As we look at our global alliances, certainly none has been more successful than NATO, which I consider a real tribute to the decades of investment in capabilities and joint training and the determination of leaders from the trans-Atlantic community, many of whom I'm glad are here today. Revitalizing NATO has been a centerpiece of the Obama administration's efforts to build stronger alliances and stronger partnerships.
As this alliance has expanded from a foundational focus on collective territorial defense to include expeditionary out-of-area operations, we have seen the payoff. We've seen the payoff in Afghanistan, where 49 countries -- 49 countries -- have come together, largely under a NATO umbrella, expending both blood and treasure to prevent al-Qaida from ever again being able to use Afghanistan as a safe haven. To all our ISAF partners, we are profoundly grateful for your sacrifice and for your steadfast partnership.

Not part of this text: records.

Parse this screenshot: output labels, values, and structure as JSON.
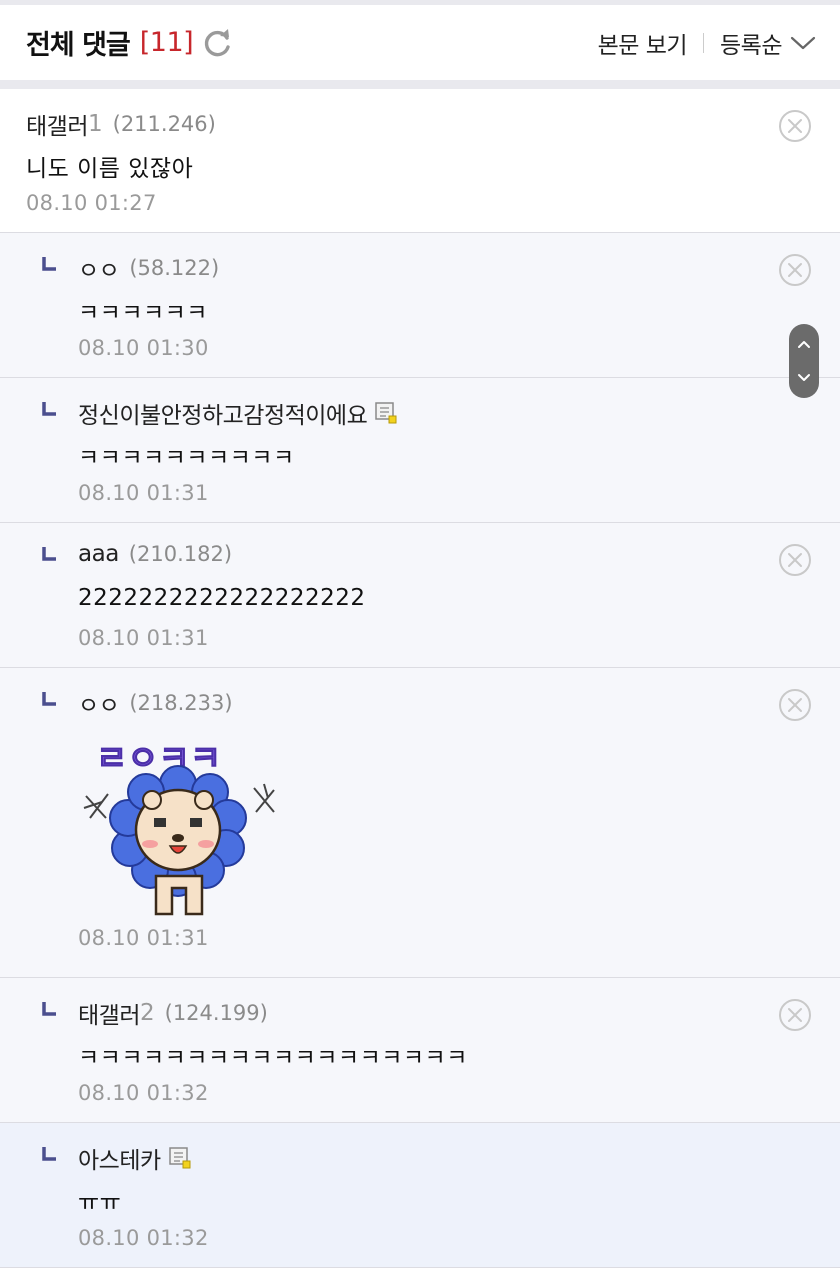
{
  "header": {
    "title": "전체 댓글",
    "count": "[11]",
    "view_body_label": "본문 보기",
    "sort_label": "등록순"
  },
  "colors": {
    "count_red": "#c7262b",
    "reply_bg": "#f6f7fb",
    "highlight_bg": "#eef2fb",
    "reply_mark": "#4b4f8e"
  },
  "comments": [
    {
      "author": "태갤러",
      "author_suffix": "1",
      "ip": "(211.246)",
      "text": "니도 이름 있잖아",
      "time": "08.10 01:27"
    },
    {
      "author": "ㅇㅇ",
      "ip": "(58.122)",
      "text": "ㅋㅋㅋㅋㅋㅋ",
      "time": "08.10 01:30"
    },
    {
      "author": "정신이불안정하고감정적이에요",
      "text": "ㅋㅋㅋㅋㅋㅋㅋㅋㅋㅋ",
      "time": "08.10 01:31",
      "icon": "gallog-icon"
    },
    {
      "author": "aaa",
      "ip": "(210.182)",
      "text": "2222222222222222222",
      "time": "08.10 01:31"
    },
    {
      "author": "ㅇㅇ",
      "ip": "(218.233)",
      "sticker_text": "ㄹㅇㅋㅋ",
      "time": "08.10 01:31"
    },
    {
      "author": "태갤러",
      "author_suffix": "2",
      "ip": "(124.199)",
      "text": "ㅋㅋㅋㅋㅋㅋㅋㅋㅋㅋㅋㅋㅋㅋㅋㅋㅋㅋ",
      "time": "08.10 01:32"
    },
    {
      "author": "아스테카",
      "text": "ㅠㅠ",
      "time": "08.10 01:32",
      "icon": "gallog-icon"
    }
  ]
}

Here in Halifax, I want to pay particular tribute to Canada's decade-long effort in Afghanistan, where your distinguished military has performed in one of the most dangerous parts of the country -- performed in an outstanding manner -- the Taliban heartland of Kandahar. We all owe a deep debt of gratitude to the more than 150 fallen Canadian heroes from the Afghanistan campaign, brave men and women who have paid the ultimate price and whose names are etched on black granite at Kandahar Airfield.
Alongside the United States, Canada's contribution to NATO's Libya operations also proved critical to our success. During my visit to Europe last month, I had the opportunity to visit Allied Joint Forces Command Headquarters in Naples where I received a thorough briefing on the operation from Canadian Air Force General Charlie Bouchard who very ably orchestrated NATO's daily efforts. He was tough; he was able; he took no prisoners. It's not too strong to say that his leadership -- steady and sure -- proved vital to our eventual success in that mission. And I want to thank him personally and here publicly for his courage and for his stewardship.
As we look to forge a stronger NATO that draws on our experiences in Afghanistan and Libya, the United States will continue to play a decisive role in safeguarding the shared interests of our NATO partners. Part of doing so is enabling allies and partners to contribute their share to the common defense. To do that, however, the alliance needs to develop new capabilities to keep pace with emerging threats even in an era of fiscal austerity. As I said in Brussels last month, these challenging economic times cannot be an excuse for walking away from our security responsibilities. I refuse to believe that we have to choose between fiscal responsibility and national security.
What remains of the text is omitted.